Halîfe Muktedir, 905 senesinde Hüseyn’in kardeşi Ebü’l-Heyca Abdullah’ı, Musul ve havalisine vali tâyin etti ve 920 senesine kadar bu vazifede kaldı. Yerine oğlu Hasen geçti. O da 969’a kadar valilik yaptı; nüfuzunu Diyârbekir ve Diyâr-ı Rebîa civarına kadar genişletti. Halîfe Müttekî 942 senesi Nisan ayında ona Nâsırüddevle, kardeşine de Seyfüddevle ünvanlarını verdi. Nâsırüddevle, kısa bir süre sonra halîfe tarafından Emîr-ül-ümerâlığa tâyin edildi. Bu vazîfede iken para ıslâhı işine girişip vergileri arttırınca, fiyatlar yükseldi ve giyecek maddeleri alınamaz oldu. İsyanlar çıktı. Bu sırada, Nâsırüddevle’nin Musul’a gitmesinden faydalanan Halîfe, Emîr-ül-ümerâ Tüzün’den yardım istedi. Tuzun, Bağdâd’a girince, Hamdânî beyleri Musul’a dönmek mecburiyetinde kaldılar. Bir süre sonra Tuzun ile Abbasî halîfesinin arası açıldı. Halîfe, Nâsırüddevle’ye sığındı. Bağdâd yakınlarındaki Ükbara’da Tuzun ile Nâsırüddevle arasında yapılan harbde, Nâsırüddevle ve Halîfe yenilerek önce Musul’a, daha sonra Nusaybin’e çekilmek zorunda kaldılar. Tuzun, Musul’u almak istediyse de, Nâsırüddevle ile yaptığı andlaşma gereğince vazgeçti. Bu andlaşmaya göre, idaresindeki yerler, senelik üç milyon altı yüz bin dirhem vergi vermesi şartıyla üç seneliğine Nâsırüddevle’ye bırakıldı.

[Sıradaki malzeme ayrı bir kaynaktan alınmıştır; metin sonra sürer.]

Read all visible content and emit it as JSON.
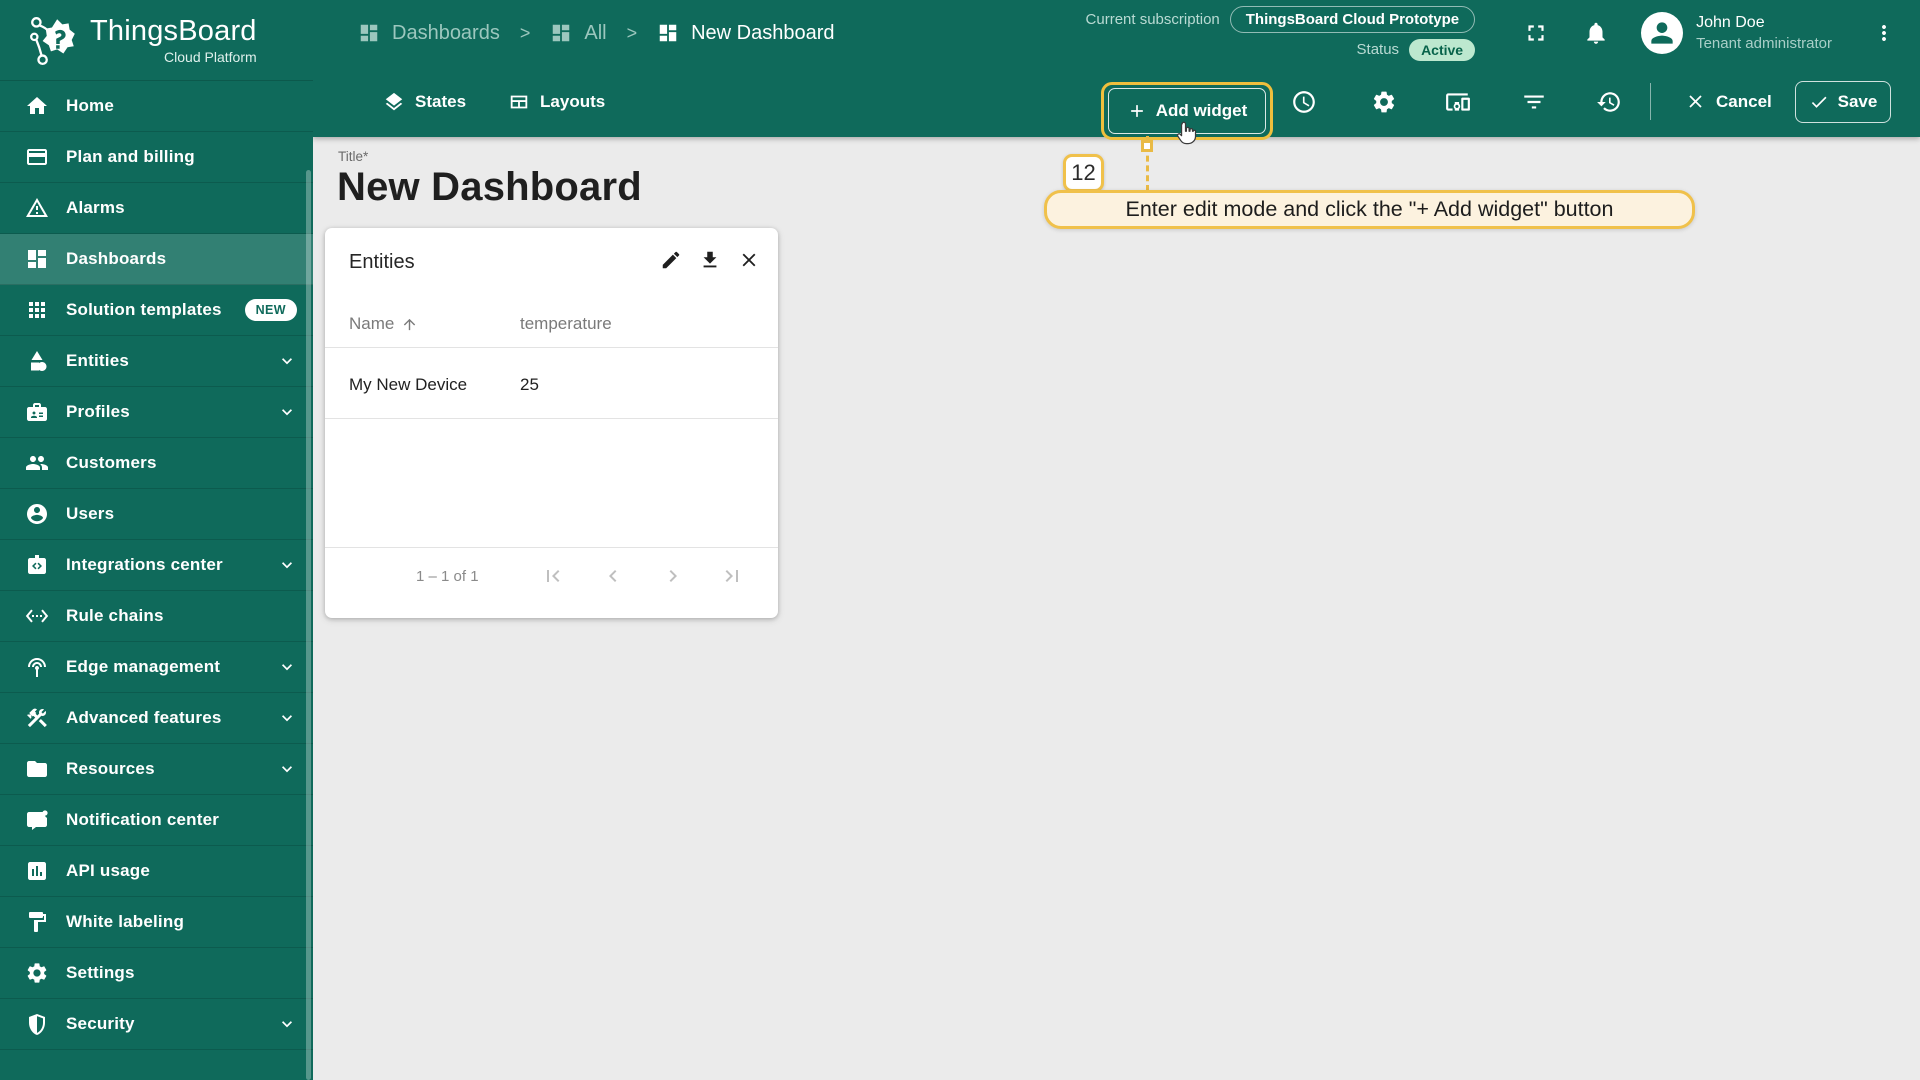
{
  "colors": {
    "primary_green": "#0F6A5B",
    "active_item_overlay": "rgba(255,255,255,0.15)",
    "content_background": "#EBEBEB",
    "tour_highlight": "#F0C14B",
    "status_active_bg": "#BDE8CF",
    "status_active_text": "#07634A"
  },
  "header": {
    "logo_title": "ThingsBoard",
    "logo_subtitle": "Cloud Platform",
    "breadcrumb_separator": ">",
    "breadcrumbs": [
      {
        "label": "Dashboards"
      },
      {
        "label": "All"
      },
      {
        "label": "New Dashboard"
      }
    ],
    "subscription_label": "Current subscription",
    "subscription_value": "ThingsBoard Cloud Prototype",
    "status_label": "Status",
    "status_value": "Active",
    "user_name": "John Doe",
    "user_role": "Tenant administrator"
  },
  "sidebar": {
    "items": [
      {
        "label": "Home"
      },
      {
        "label": "Plan and billing"
      },
      {
        "label": "Alarms"
      },
      {
        "label": "Dashboards",
        "active": true
      },
      {
        "label": "Solution templates",
        "badge": "NEW"
      },
      {
        "label": "Entities",
        "expandable": true
      },
      {
        "label": "Profiles",
        "expandable": true
      },
      {
        "label": "Customers"
      },
      {
        "label": "Users"
      },
      {
        "label": "Integrations center",
        "expandable": true
      },
      {
        "label": "Rule chains"
      },
      {
        "label": "Edge management",
        "expandable": true
      },
      {
        "label": "Advanced features",
        "expandable": true
      },
      {
        "label": "Resources",
        "expandable": true
      },
      {
        "label": "Notification center"
      },
      {
        "label": "API usage"
      },
      {
        "label": "White labeling"
      },
      {
        "label": "Settings"
      },
      {
        "label": "Security",
        "expandable": true
      }
    ]
  },
  "toolbar": {
    "states_tab": "States",
    "layouts_tab": "Layouts",
    "add_widget_label": "Add widget",
    "cancel_label": "Cancel",
    "save_label": "Save"
  },
  "main": {
    "title_label": "Title*",
    "title_value": "New Dashboard"
  },
  "widget": {
    "title": "Entities",
    "table": {
      "columns": [
        "Name",
        "temperature"
      ],
      "rows": [
        [
          "My New Device",
          "25"
        ]
      ]
    },
    "pagination": {
      "range_label": "1 – 1 of 1"
    }
  },
  "annotation": {
    "step_number": "12",
    "tooltip_text": "Enter edit mode and click the \"+ Add widget\" button"
  }
}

945 senesinde, Hamdânîlerin Musul’daki nüfuzlarını ortadan kaldırmak isteyen Büveyhîler, Bağdâd’a girdiler. Halîfe, Büveyhî sultânı ile Nâsırüddevle’ye karşı harb etmek için yola çıktı. İki ordu Ükbara mevkiinde karşılaştı. Bu durumdan faydalanmak isteyen Emîr-ül-ümerâ İbn-i Şirzâd, Nâsırüddevle’ye katıldı. Harbi kazanan Nâsırüddevle, Bağdâd’ı ele geçirdi. Muizzüddevle, Bağdâd’ı ancak dört ay sonra geri alabildi ve Nâsırüddevle’yi Musul’a geri dönmek mecburiyetinde bıraktı. 957 senesinde Nâsırüddevle Bağdâd’ı tekrar istilâ ettiyse de, Muizzüddevle’nin Ahvaz’dan dönmesi üzerine şehri boşalttı. Andlaşma gereğince, ödemesi gereken senelik vergiyi göndermemesi üzerine, Muizzüddevle Musul ve Nusaybin’i ele geçirdi. Rahbe’ye bir ordu gönderince, Nâsırüddevle kaçtı ve Haleb valisi olan kardeşi Seyfüddevle’ye sığındı. Seyfüddevle’nin araya girmesiyle andlaşma yapıldı. 964 senesinde Muizzüddevle; Musul, Diyâr-ı Rebîa, Rahbe ve idaresi altındaki toprakları Nâsırüddevle’nin elinden alarak oğlu Ebû Tâlib’e verdi. Bir süre sonra Nâsırüddevle, oğluna karşı isyan edince, yakalanarak habsedildi ve vefatına kadar hapiste kaldı. Nâsırüddevle’nin ölümünden sonra, oğulları arasında mücâdele başladı. Bundan yararlanan Büveyhîler, Ebû Tâlib’i Musul’dan çıkardılar. Kardeş kavgalarında üstün çıkan Ebû Tâlib, eski topraklarını tekrar ele geçirdi. 977 senesinden sonra Büveyhî sultânı Adudüddevle; Musul, Diyâr-ı Rebîa, Meyyâfârikîn, Diyârbekir ve Diyâr-ı Mudar’ı, Ebû Tâlib’in elinden aldı. Ebû Tâlib, bunun üzerine Dımeşk’i merkez yapmak istedi. Fatımî sultânının elçileri ile görüştü. Kendisine sığınmak isteyen Ukaylîler ile Fâtımîler arasında arabuluculuk yaptı. 979 senesinde çıkan karışıklıkta Ebû Tâlib öldürüldü. Hamdânîler, on sene sonra tekrar Musul ve çevresini ele geçirdiler. Hamdanî lideri Ebû Abdullah Hüseyn, burada fazla kalamadı. Mervânîlerle yapılan harb neticesinde yakalanarak Musul’a gönderildi. Diğer taraftan Ukaylî hükümdarı, Ebû Tâhir bin Nâsırüddevle Hamdânî’yi öldürerek Nusaybin ve Beled şehirlerini ele geçirdi. Böylece Hamdânîlerin Musul kolu ortadan kalktı.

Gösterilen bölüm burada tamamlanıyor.